Airflow is one of the most popular workflow management solution, it author, schedule and monitor workflows. This blog post will talk about how to install Airflow on Ubuntu 18.04 Server.
Requirements
- Python 2.7
- pip
- Ubuntu 18.04 Server (at least 4 GB RAM size)
Install Python and pip
We will be using Python 2.7 in this tutorial, Lets start by installing Python on your Ubuntu Machine.
sudo apt-get install python-setuptools
pip is a Python package management tool. We’ll be using this for installing packages required in Airflow.
sudo apt-get install python-pip
Note: It is recommended to use latest pip version. For upgrading pip version, use pip upgrade command given below.
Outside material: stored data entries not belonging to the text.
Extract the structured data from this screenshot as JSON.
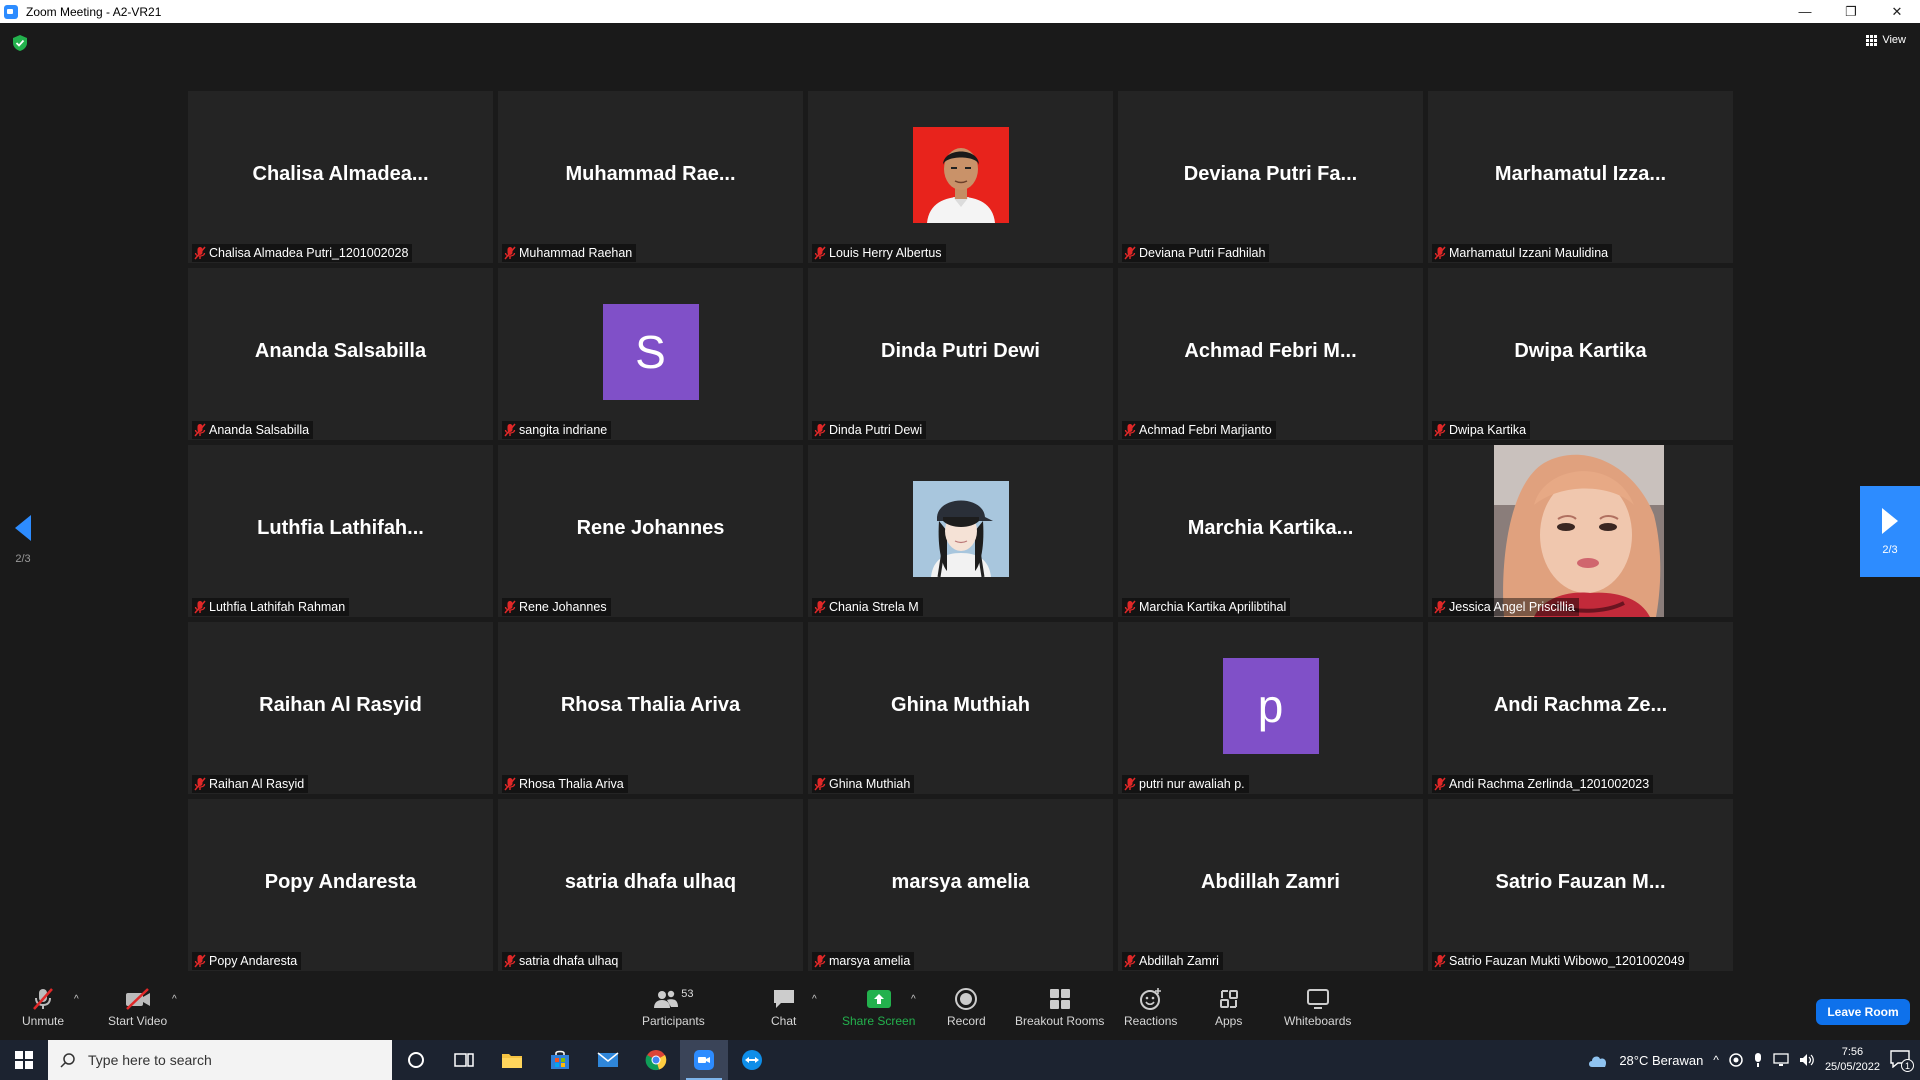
{
  "window": {
    "title": "Zoom Meeting - A2-VR21",
    "minimize": "—",
    "restore": "❐",
    "close": "✕"
  },
  "view": {
    "label": "View"
  },
  "pager": {
    "left": "2/3",
    "right": "2/3"
  },
  "participants": [
    {
      "display": "Chalisa  Almadea...",
      "label": "Chalisa Almadea Putri_1201002028",
      "avatar": "name"
    },
    {
      "display": "Muhammad  Rae...",
      "label": "Muhammad Raehan",
      "avatar": "name"
    },
    {
      "display": "",
      "label": "Louis Herry Albertus",
      "avatar": "photo-louis"
    },
    {
      "display": "Deviana  Putri  Fa...",
      "label": "Deviana Putri Fadhilah",
      "avatar": "name"
    },
    {
      "display": "Marhamatul  Izza...",
      "label": "Marhamatul Izzani Maulidina",
      "avatar": "name"
    },
    {
      "display": "Ananda Salsabilla",
      "label": "Ananda Salsabilla",
      "avatar": "name"
    },
    {
      "display": "S",
      "label": "sangita indriane",
      "avatar": "letter"
    },
    {
      "display": "Dinda Putri Dewi",
      "label": "Dinda Putri Dewi",
      "avatar": "name"
    },
    {
      "display": "Achmad  Febri  M...",
      "label": "Achmad Febri Marjianto",
      "avatar": "name"
    },
    {
      "display": "Dwipa Kartika",
      "label": "Dwipa Kartika",
      "avatar": "name"
    },
    {
      "display": "Luthfia  Lathifah...",
      "label": "Luthfia Lathifah Rahman",
      "avatar": "name"
    },
    {
      "display": "Rene Johannes",
      "label": "Rene Johannes",
      "avatar": "name"
    },
    {
      "display": "",
      "label": "Chania Strela M",
      "avatar": "photo-chania"
    },
    {
      "display": "Marchia  Kartika...",
      "label": "Marchia Kartika Aprilibtihal",
      "avatar": "name"
    },
    {
      "display": "",
      "label": "Jessica Angel Priscillia",
      "avatar": "photo-jessica"
    },
    {
      "display": "Raihan Al Rasyid",
      "label": "Raihan Al Rasyid",
      "avatar": "name"
    },
    {
      "display": "Rhosa Thalia Ariva",
      "label": "Rhosa Thalia Ariva",
      "avatar": "name"
    },
    {
      "display": "Ghina Muthiah",
      "label": "Ghina Muthiah",
      "avatar": "name"
    },
    {
      "display": "p",
      "label": "putri nur awaliah p.",
      "avatar": "letter"
    },
    {
      "display": "Andi  Rachma  Ze...",
      "label": "Andi Rachma Zerlinda_1201002023",
      "avatar": "name"
    },
    {
      "display": "Popy Andaresta",
      "label": "Popy Andaresta",
      "avatar": "name"
    },
    {
      "display": "satria dhafa ulhaq",
      "label": "satria dhafa ulhaq",
      "avatar": "name"
    },
    {
      "display": "marsya amelia",
      "label": "marsya amelia",
      "avatar": "name"
    },
    {
      "display": "Abdillah Zamri",
      "label": "Abdillah Zamri",
      "avatar": "name"
    },
    {
      "display": "Satrio  Fauzan  M...",
      "label": "Satrio Fauzan Mukti Wibowo_1201002049",
      "avatar": "name"
    }
  ],
  "toolbar": {
    "unmute": "Unmute",
    "start_video": "Start Video",
    "participants": "Participants",
    "participants_count": "53",
    "chat": "Chat",
    "share_screen": "Share Screen",
    "record": "Record",
    "breakout_rooms": "Breakout Rooms",
    "reactions": "Reactions",
    "apps": "Apps",
    "whiteboards": "Whiteboards",
    "leave_room": "Leave Room"
  },
  "taskbar": {
    "search_placeholder": "Type here to search",
    "weather": "28°C  Berawan",
    "time": "7:56",
    "date": "25/05/2022",
    "notification_count": "1"
  },
  "colors": {
    "accent": "#2d8cff",
    "leave": "#0e71eb",
    "mic_off": "#e02828",
    "avatar_purple": "#8050c8",
    "share_green": "#23b14d"
  }
}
sudo pip install --upgrade pip
Installing PostgreSQL for Airflow
Airflow comes with sqlite database backend, this database system will not be able to run data pipeline on webUI. We would require to have more powerful database system like PostgreSQL, it is an open source database management system, that comes with robust feature set, data integrity and extensibility. We will install PostgreSQL and configure it to use with Airflow.
sudo apt-get install postgresql postgresql-contrib
As we have already installed postgresql database using above mentioned command. We will now create a database for airflow and grant access to a sudo user. Lets access to psql, a command line tool for Postgres.
sudo -u postgres psql
After logging in successfully, we will get psql prompt (postgres=#). We will create a new user and provide privileges to it.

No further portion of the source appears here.